@SivaRamaKrishnaNV I shifted my postprocessing pipeline to GPU. I try to send the decoded mask through GLStreamer and keep on receiving:
[13-10-2022 17:59:16] Driveworks exception thrown: ImageStreamer(CUDA->GL)::receiveImpl, cannot unmap. Error cudaErrorInvalidGraphicsContext: invalid OpenGL or DirectX context
terminate called after throwing an instance of 'std::runtime_error'
what(): [2022-10-13 17:59:16] DW Error DW_CUDA_ERROR executing DW function:
dwImageStreamerGL_consumerReceive(&m_maskGL, 32000, m_streamerGL_CUDA2GL)

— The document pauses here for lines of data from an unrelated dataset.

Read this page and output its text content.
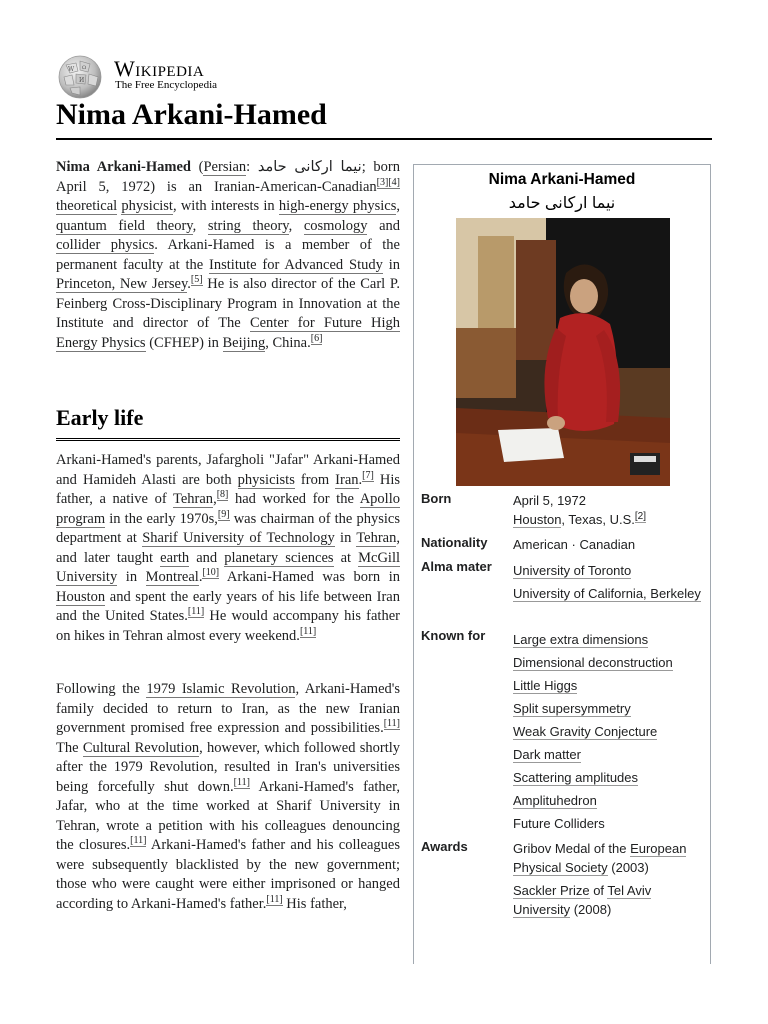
W Ω
И Wikipedia
The Free Encyclopedia
Nima Arkani-Hamed

Nima Arkani-Hamed (Persian: نیما ارکانی حامد; born April 5, 1972) is an Iranian-American-Canadian[3][4] theoretical physicist, with interests in high-energy physics, quantum field theory, string theory, cosmology and collider physics. Arkani-Hamed is a member of the permanent faculty at the Institute for Advanced Study in Princeton, New Jersey.[5] He is also director of the Carl P. Feinberg Cross-Disciplinary Program in Innovation at the Institute and director of The Center for Future High Energy Physics (CFHEP) in Beijing, China.[6]

Early life

Arkani-Hamed's parents, Jafargholi "Jafar" Arkani-Hamed and Hamideh Alasti are both physicists from Iran.[7] His father, a native of Tehran,[8] had worked for the Apollo program in the early 1970s,[9] was chairman of the physics department at Sharif University of Technology in Tehran, and later taught earth and planetary sciences at McGill University in Montreal.[10] Arkani-Hamed was born in Houston and spent the early years of his life between Iran and the United States.[11] He would accompany his father on hikes in Tehran almost every weekend.[11]

Following the 1979 Islamic Revolution, Arkani-Hamed's family decided to return to Iran, as the new Iranian government promised free expression and possibilities.[11] The Cultural Revolution, however, which followed shortly after the 1979 Revolution, resulted in Iran's universities being forcefully shut down.[11] Arkani-Hamed's father, Jafar, who at the time worked at Sharif University in Tehran, wrote a petition with his colleagues denouncing the closures.[11] Arkani-Hamed's father and his colleagues were subsequently blacklisted by the new government; those who were caught were either imprisoned or hanged according to Arkani-Hamed's father.[11] His father,

Nima Arkani-Hamed
نیما ارکانی حامد
Born	April 5, 1972
Houston, Texas, U.S.[2]
Nationality American · Canadian
Alma mater University of Toronto
University of California, Berkeley
Known for Large extra dimensions
Dimensional deconstruction
Little Higgs
Split supersymmetry
Weak Gravity Conjecture
Dark matter
Scattering amplitudes
Amplituhedron
Future Colliders
Awards	Gribov Medal of the European Physical Society (2003)
Sackler Prize of Tel Aviv University (2008)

at /home/mz/mz/src/perception/segmentation.hpp:364
Aborted (core dumped)
I have shared my post processing cuda kernel below:
__global__ void decodeLabelKernel(uint8_t* mask, const float32_t* label, size_t pitch,
const uint32_t width, const uint32_t height,
const dwImageFormat format, float32_t maxVal)
{
const uint8_t colors[26][3] = {
/// COLOR MAP ///
};
const uint32_t tidx = blockDim.x * blockIdx.x + threadIdx.x;
const uint32_t tidy = blockDim.y * blockIdx.y + threadIdx.y;
if (tidx >= width || tidy >= height)
return;
int maxIdx = -1;
uint32_t startPos = (tidy * width) + tidx;
for(int i=0; i<26; ++i)
{
if (label[startPos + (i * height * width)] > maxVal)
{
maxIdx = i;
maxVal = label[startPos + (i * height * width)];
}
}
mask[tidy * pitch + 4 * tidx + 0] = colors[maxIdx][0];
mask[tidy * pitch + 4 * tidx + 1] = colors[maxIdx][1];
mask[tidy * pitch + 4 * tidx + 2] = colors[maxIdx][2];
mask[tidy * pitch + 4 * tidx + 3] = 255;
}
void decodeLabel(dwImageHandle_t mask, const float32_t* gpuBuffer)
{
dwImageProperties prop;
dwImage_getProperties(&prop, mask);
float32_t maxVal = std::numeric_limits<float32_t>::min();
if (prop.format != DW_IMAGE_FORMAT_RGBA_UINT8)
{
throw std::runtime_error("unsupported format in ");
}
else if (prop.type == DW_IMAGE_CUDA)
{
dwImageCUDA* maskCUDA;
dwImage_getCUDA(&maskCUDA, mask);
dim3 numThreads = dim3(128, 120);
decodeLabelKernel<<<dim3(iDivUp(prop.width, numThreads.x),
iDivUp(prop.height, numThreads.y)),
numThreads>>>(static_cast<uint8_t*>(maskCUDA->dptr[0]), gpuBuffer,
maskCUDA->pitch[0], prop.width,
prop.height, prop.format, maxVal);
}
}
Sharing the interpretOutput
which used GLStreamer below:
void interpretOutput( [[maybe_unused]] const float32_t* out, [[maybe_unused]] dwContextHandle_t m_context)
{
generateImage(m_maskCUDA, 0);
cudaDeviceSynchronize();
decodeLabel(m_maskCUDA, out);
cudaDeviceSynchronize();
CHECK_DW_ERROR(dwImageStreamerGL_producerSend(m_maskCUDA, m_streamerGL_CUDA2GL));
CHECK_DW_ERROR(dwImageStreamerGL_consumerReceive(&m_maskGL, 32000, m_streamerGL_CUDA2GL));
dwImage_getGL(&m_imgGl, m_maskGL);
CHECK_DW_ERROR(dwImageStreamerGL_consumerReturn(&m_maskGL, m_streamerGL_CUDA2GL));
CHECK_DW_ERROR(dwImageStreamerGL_producerReturn(&m_maskCUDA, 32000, m_streamerGL_CUDA2GL));
}
Am I traversing the model output GPU buffer and creating the mask properly? Is the output of a segmentation model is stored in the linear memory block?